Речь по делу Максименко
Адвокат Плевако Ф. Н.
Она не отрицает, что носила ему последний стакан, когда, вернувшись от Дмитриевых, он попросил дать себе чаю. Этот стакан для обвинителя — самая сильная улика.
Но не говоря уже о том, что по данным экспертизы, количество мышьяка, обнаруженного в трупе, требовало большого количества выпитой жидкости, а по данным обвинения, жена вынесла едва отпитый стакан сейчас же и назад, не говоря о том, что свидетели, сидевшие за самоваром, — Марья Васильевна и Большакова, утверждают, что стакан был вынесен совсем не отпитый или чуть отпитый, — я обращаю ваше внимание на то, что стакан был вынесен и поставлен на тот же стол, перед теми же людьми, причем подсудимая сама вскоре ушла назад к больному, а стакан уже прислугой был вылит в полоскательную чашку.
Я прошу вас сообразить: стала бы отравительница, поднеся отраву мужу, ставить стакан с тем же отравным чаем на стол, где его могли нечаянно выпить, благо чай был в накладку, и нечаянная отрава выдала бы преступницу?
Спокойствие, с которым жена носила чай и возвратилась, указывает, что в чае или посуде отравы не было или подсудимая не знала о ней, а отрава была дана чьей-либо посторонней рукой, быть может, побывавшей тут же в доме или и в эту минуту туг находившейся.
Вечером больной почувствовал боли.
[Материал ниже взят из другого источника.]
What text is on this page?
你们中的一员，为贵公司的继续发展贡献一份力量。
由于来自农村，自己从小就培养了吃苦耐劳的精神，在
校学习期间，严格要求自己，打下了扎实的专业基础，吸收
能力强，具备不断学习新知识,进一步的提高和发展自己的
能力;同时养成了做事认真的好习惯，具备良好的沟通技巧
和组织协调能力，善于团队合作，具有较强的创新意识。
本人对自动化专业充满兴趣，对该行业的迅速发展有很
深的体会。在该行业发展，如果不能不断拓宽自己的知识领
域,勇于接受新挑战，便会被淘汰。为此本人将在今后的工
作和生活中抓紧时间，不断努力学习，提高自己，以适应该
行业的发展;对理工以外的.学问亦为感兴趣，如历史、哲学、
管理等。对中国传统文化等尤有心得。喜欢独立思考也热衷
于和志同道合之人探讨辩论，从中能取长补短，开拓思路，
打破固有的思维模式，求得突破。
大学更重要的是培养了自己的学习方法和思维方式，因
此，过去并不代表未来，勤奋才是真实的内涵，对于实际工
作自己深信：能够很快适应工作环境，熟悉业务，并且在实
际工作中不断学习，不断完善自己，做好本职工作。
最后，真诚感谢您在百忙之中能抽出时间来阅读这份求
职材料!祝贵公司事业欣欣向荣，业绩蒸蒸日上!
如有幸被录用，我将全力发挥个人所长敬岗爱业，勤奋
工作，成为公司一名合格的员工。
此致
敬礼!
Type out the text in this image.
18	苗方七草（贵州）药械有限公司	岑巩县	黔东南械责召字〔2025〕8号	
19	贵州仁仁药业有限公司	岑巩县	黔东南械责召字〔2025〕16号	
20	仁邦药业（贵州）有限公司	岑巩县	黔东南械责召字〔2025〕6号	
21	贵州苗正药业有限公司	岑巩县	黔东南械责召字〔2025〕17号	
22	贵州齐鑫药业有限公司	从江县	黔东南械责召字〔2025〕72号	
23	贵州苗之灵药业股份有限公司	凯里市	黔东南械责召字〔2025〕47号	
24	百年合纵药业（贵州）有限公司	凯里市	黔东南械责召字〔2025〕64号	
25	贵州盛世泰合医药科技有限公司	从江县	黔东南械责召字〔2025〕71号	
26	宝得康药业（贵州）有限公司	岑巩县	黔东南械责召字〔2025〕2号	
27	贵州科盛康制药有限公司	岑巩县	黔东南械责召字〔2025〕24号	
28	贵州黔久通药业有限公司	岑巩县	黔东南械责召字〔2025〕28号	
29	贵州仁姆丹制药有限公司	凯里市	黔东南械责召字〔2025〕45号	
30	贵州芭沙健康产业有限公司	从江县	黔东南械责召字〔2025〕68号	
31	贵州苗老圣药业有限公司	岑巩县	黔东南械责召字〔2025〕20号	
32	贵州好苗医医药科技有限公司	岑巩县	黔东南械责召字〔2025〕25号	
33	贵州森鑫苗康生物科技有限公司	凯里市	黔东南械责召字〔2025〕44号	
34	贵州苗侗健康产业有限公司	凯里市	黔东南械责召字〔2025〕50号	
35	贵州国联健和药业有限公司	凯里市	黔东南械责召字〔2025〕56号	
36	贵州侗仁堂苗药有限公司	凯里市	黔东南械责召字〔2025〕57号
У постели был Резников. Чужих никого. Дмитриевы ничего не знают. Португалов, сочтя больного выздоровевшим, к ним не придет. Чего бы лучше, если жена знает, что ею дано мужу, а Резников — ее сообщник, молчать и не вызывать врача; но жена требует врача, и Резников не может отклонить ее от желания, а должен ехать за Португаловым.
Лекарства прописаны. Но, по замечанию Португалова, касторовое масло не развязано, а микстура едва тронута. Обвинение говорит, что это — улика против жены, доказательство ее нежелания спасти мужа.
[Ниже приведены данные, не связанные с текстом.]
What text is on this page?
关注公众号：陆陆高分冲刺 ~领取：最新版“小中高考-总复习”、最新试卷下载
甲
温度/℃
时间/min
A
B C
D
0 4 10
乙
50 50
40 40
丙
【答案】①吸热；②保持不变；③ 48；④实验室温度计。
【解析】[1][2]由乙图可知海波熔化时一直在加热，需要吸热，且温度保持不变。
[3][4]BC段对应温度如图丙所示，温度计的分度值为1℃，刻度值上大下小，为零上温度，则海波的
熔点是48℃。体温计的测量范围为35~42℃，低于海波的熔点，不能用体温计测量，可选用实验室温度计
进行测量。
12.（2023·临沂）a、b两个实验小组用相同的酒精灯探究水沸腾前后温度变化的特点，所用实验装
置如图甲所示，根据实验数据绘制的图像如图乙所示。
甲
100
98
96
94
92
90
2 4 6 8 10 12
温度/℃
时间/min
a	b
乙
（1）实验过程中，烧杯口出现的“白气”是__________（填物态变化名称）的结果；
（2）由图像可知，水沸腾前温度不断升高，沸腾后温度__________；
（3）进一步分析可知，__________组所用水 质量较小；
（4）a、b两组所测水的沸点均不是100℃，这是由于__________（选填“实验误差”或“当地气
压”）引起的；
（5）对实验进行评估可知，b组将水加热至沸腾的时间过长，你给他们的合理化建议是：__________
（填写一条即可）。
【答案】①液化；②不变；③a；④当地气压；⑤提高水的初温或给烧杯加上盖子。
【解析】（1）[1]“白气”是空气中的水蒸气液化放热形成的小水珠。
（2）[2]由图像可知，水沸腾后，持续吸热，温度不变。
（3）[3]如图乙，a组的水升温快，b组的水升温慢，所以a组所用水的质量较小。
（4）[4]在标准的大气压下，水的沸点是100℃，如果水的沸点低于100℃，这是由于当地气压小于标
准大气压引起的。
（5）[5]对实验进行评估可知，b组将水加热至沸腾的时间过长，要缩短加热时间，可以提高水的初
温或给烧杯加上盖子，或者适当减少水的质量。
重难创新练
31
Но ведь если она отравила, а лекарство, как и доктор, ею выписано лишь для отвода подозрения, то что мешало ей девать лекарство — ведь это было не противоядие, а бесполезное против яда средство?
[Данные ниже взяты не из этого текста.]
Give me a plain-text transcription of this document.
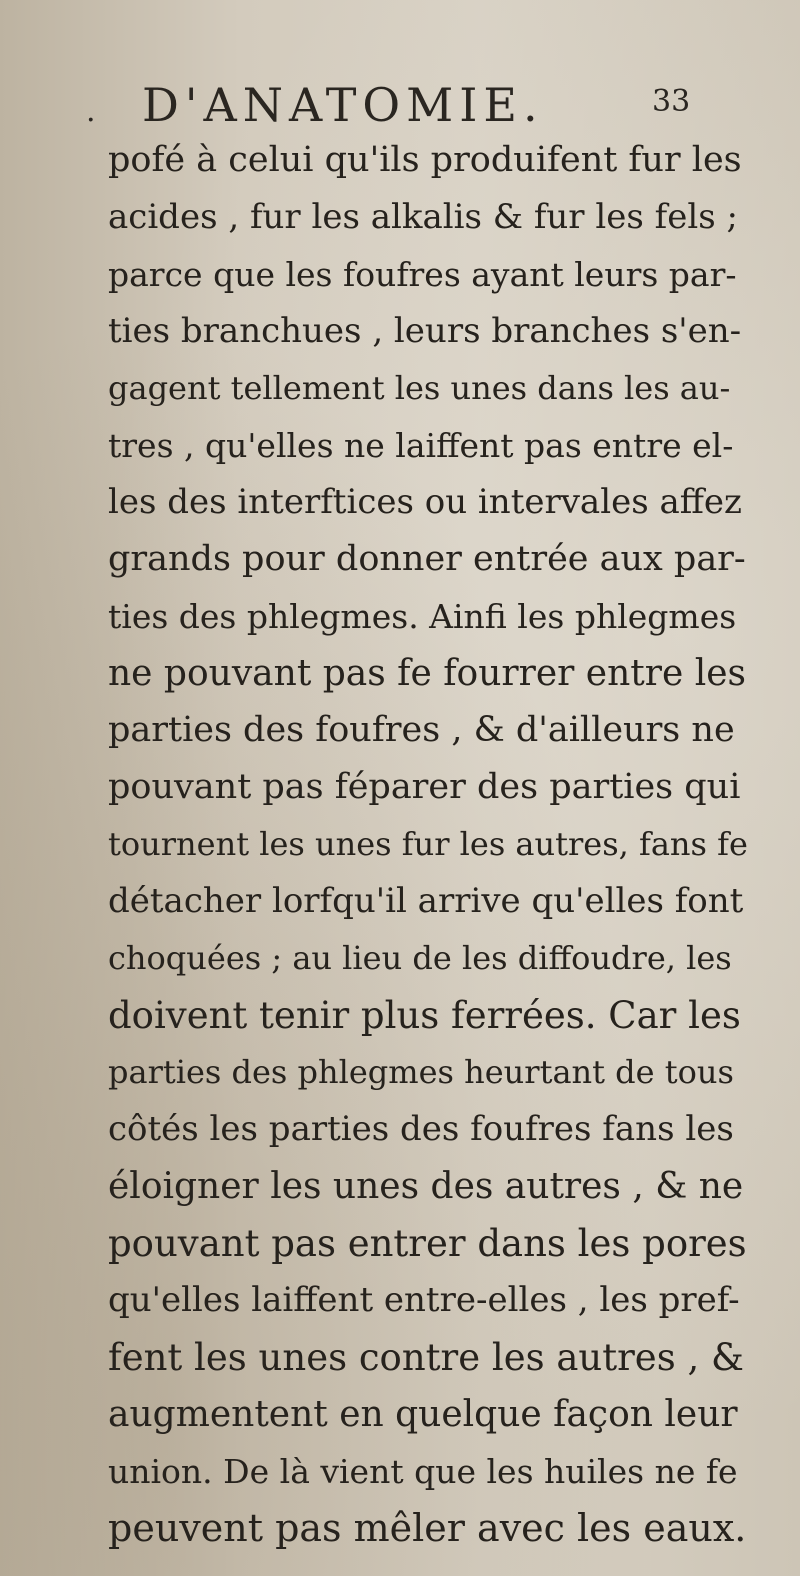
. D'ANATOMIE.	33
pofé à celui qu'ils produifent fur les
acides , fur les alkalis & fur les fels ;
parce que les foufres ayant leurs par-
ties branchues , leurs branches s'en-
gagent tellement les unes dans les au-
tres , qu'elles ne laiffent pas entre el-
les des interftices ou intervales affez
grands pour donner entrée aux par-
ties des phlegmes. Ainfi les phlegmes
ne pouvant pas fe fourrer entre les
parties des foufres , & d'ailleurs ne
pouvant pas féparer des parties qui
tournent les unes fur les autres, fans fe
détacher lorfqu'il arrive qu'elles font
choquées ; au lieu de les diffoudre, les
doivent tenir plus ferrées. Car les
parties des phlegmes heurtant de tous
côtés les parties des foufres fans les
éloigner les unes des autres , & ne
pouvant pas entrer dans les pores
qu'elles laiffent entre-elles , les pref-
fent les unes contre les autres , &
augmentent en quelque façon leur
union. De là vient que les huiles ne fe
peuvent pas mêler avec les eaux.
Доктор Португалов ставит в вину жене, что она в эту ночь легла отдохнуть, когда муж умирал. Обвинение подчеркивает эту же улику.
Но они забывают, что, не зная об отраве, а зная, что утром врач считал больного уже выздоровевшим, жена могла временные боли считать за проходящий припадок и позволить себе отдохнуть после многонедельного ухода за больным, надорвавшего силы.